Gloria Mindock is a staple of the Somerville small press and poetry scene. She co-edited the Boston Literary Review for many years, and she runs (With her partner William J. Kelle) the Cervena Barva Press, a well respected small literary press from her home in Somerville. Her poems have been published widely. Here is a review by guest columnist David P. Miller of Mindock’s latest collection of poetry. Miller is a librarian and faculty member at Curry College, and a member of the Somerville Bagel Bards.
Poet Gloria Mindock
Pleasure Trout
by Gloria Mindak/Mindock
Newton, Mass: Muddy River Books, 2013.
42 p., $7.00
Reviewed by David P. Miller
This chapbook is the first publication by Muddy River Books, a new venture by Zvi A. Sesling, who also publishes the online Muddy River Poetry Review (
http://www.muddyriverpoetryreview.com/).
Gloria Mindak/Mindock, who gives these alternative forms of her name on the cover and title page (just one in her bio, though), author of three collections of poetry, is widely known as founding editor of the prolificČervená Barva Press (
http://www.cervenabarvapress.com/).
Pleasure Trout is the first collection of her
mistranslations, an approach to writing she has practiced for some thirty years. She begins with poems in languages she does not know, primarily Romanian, Serbian, Italian, and Spanish. Writing quickly, she produces English-language poems based on what the words remind her of or what the originals suggest (affective gestalts, perhaps). The original source poems aren’t specified. Although it would be interesting for comparison to know about the sources, it really isn’t necessary because these are not, after all, attempts at translation, rendering, or even “adaptation.” From one point of view, there isn’t any actual pre-existing version of “Clamour mouth! / The procedure is easy / Tank this weekend!” (“Clamour Mouth”) or “Spill it in Vegas honey / This girl is not bleak / Just because big bomb buicks / race on your body” (“Punitive Operations”).

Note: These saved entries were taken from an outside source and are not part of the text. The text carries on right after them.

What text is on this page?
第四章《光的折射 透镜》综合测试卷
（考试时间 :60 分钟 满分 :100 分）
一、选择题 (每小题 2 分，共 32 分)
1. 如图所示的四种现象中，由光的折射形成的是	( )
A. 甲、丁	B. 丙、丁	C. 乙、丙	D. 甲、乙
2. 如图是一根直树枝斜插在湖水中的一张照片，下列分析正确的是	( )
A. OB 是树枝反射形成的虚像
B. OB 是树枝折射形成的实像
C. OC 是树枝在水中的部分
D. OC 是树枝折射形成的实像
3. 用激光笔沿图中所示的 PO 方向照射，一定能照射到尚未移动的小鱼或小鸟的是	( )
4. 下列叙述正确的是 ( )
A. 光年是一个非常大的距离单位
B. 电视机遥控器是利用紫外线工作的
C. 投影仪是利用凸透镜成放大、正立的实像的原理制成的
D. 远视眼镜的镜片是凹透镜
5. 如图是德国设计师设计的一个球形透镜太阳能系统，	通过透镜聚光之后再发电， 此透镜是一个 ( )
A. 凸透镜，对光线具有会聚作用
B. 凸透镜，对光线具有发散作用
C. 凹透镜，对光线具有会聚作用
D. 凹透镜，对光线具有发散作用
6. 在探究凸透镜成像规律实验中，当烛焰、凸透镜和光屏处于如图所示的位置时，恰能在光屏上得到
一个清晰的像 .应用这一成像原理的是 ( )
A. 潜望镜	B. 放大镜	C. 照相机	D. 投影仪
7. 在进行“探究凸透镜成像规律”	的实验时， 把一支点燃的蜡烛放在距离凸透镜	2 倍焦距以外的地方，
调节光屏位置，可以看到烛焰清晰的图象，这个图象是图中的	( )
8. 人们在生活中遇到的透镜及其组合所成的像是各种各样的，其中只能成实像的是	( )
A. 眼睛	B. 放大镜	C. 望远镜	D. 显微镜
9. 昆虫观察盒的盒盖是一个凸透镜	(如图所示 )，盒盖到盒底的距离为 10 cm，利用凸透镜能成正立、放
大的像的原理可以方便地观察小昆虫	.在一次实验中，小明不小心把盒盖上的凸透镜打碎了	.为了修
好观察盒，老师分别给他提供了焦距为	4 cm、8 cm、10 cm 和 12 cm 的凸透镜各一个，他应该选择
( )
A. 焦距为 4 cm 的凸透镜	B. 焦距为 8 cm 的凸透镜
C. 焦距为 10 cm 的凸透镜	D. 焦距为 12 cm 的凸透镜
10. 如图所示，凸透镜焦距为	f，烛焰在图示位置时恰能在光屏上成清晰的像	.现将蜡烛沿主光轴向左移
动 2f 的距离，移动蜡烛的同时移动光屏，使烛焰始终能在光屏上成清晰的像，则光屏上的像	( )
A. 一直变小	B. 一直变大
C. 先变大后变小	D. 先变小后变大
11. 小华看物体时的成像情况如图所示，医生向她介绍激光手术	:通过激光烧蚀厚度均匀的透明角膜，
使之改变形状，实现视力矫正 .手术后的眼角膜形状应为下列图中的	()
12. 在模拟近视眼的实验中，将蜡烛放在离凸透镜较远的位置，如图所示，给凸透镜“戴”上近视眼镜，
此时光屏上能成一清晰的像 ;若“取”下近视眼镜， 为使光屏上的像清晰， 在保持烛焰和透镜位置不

Reading Pleasure Trout(a phrase not found in the poems, so maybe it’s a mistranslation of the title of some other book), I was reminded of Brian Eno and Peter Schmidt’s Oblique Strategies, a card deck presenting over a hundred “worthwhile dilemmas” as aids to kickstart a creative process. I wondered, if Mindak/Mindock (maybe “Mind[a/oc]k”? let’s call her Gloria!) had consulted Oblique Strategies, what might she have turned up? Perhaps the card with a dilemma contributed by Stewart Brand: Try faking it! -given, of course, as non-perjorative. In any case, mistranslation is a method by which the poet leads herself willingly astray, exposing from the misled mind titles such as “Vienna Animal,” “Parched Hands,” and “Sensitive Cottages,” and stanzas like these:
What will happen if I
stretched my wooden walls to their
greatest urge?
Hungry for skin, your
threads are unusual, they
perform on my deep wound. (“Slices”)
or –
What did I do?
I jumped the roof
I fell into your typical face
Born without a name that wasn’t mine,
I move in a life that is yours (“Resurrected Armpits”)
The self-distracting process of mistranslation allows for a surrealism that wears lightly and is easy to appreciate. As she cautions at the start, “Don’t try to understand what is written here. Just enjoy the nonsense.” So – very well then – we’re not required to decipher:
I have cried so much that the tears
have fallen and formed paths
What good is it since I’m not
a mapmaker? (“Mind”)
But hold on: this passage, with its allusion to an unchartable grief, is difficult to try not to understand. Which brings us to another Oblique Strategies card: Honour thy error as a hidden intention. The original, to our poet incomprehensible, poems seem to have been templates allowing the composition of, in fact, work in her own voice. The reader is initially distracted from this as well: opening the chapbook with the intention of sliding across surfaces of language like “The table in the square/ has gorillas for crucibles” (“Wings”), before realizing it you’re caught short by the unrelenting need behind:
What a combination!
The worse it is, the more the flow
Battle after battle, season after season,
I grow up with stones
Each year my voice feeds on knives
mad for someone to listen (“Feeding”)
or a hint of shocked self-reflection in:
The camera captures
my duty
full of satisfaction
It’s worse than I thought (“Not to Be Broken”)
Out of respect for Gloria’s insistence that these poems are vehicles for enjoyment, not objects of interpretation, I’ll leave it there. Except to note that, after an immersion in Pleasure Trout, it takes a bit of an act of will to read other poets without responding as if their writings, too, are non sequiturs at the surface level. That impression will fade, of course. You’ll re-enter Tennyson or Cisneros, Cornish or Hirshfield, whoever else you’re reading, on their own terms, apart from “Save your / local elegies / fierce cuts / What comes next / The fresh air is exhausted” (“Wrong Hand”). It’s just that a readjustment is called for.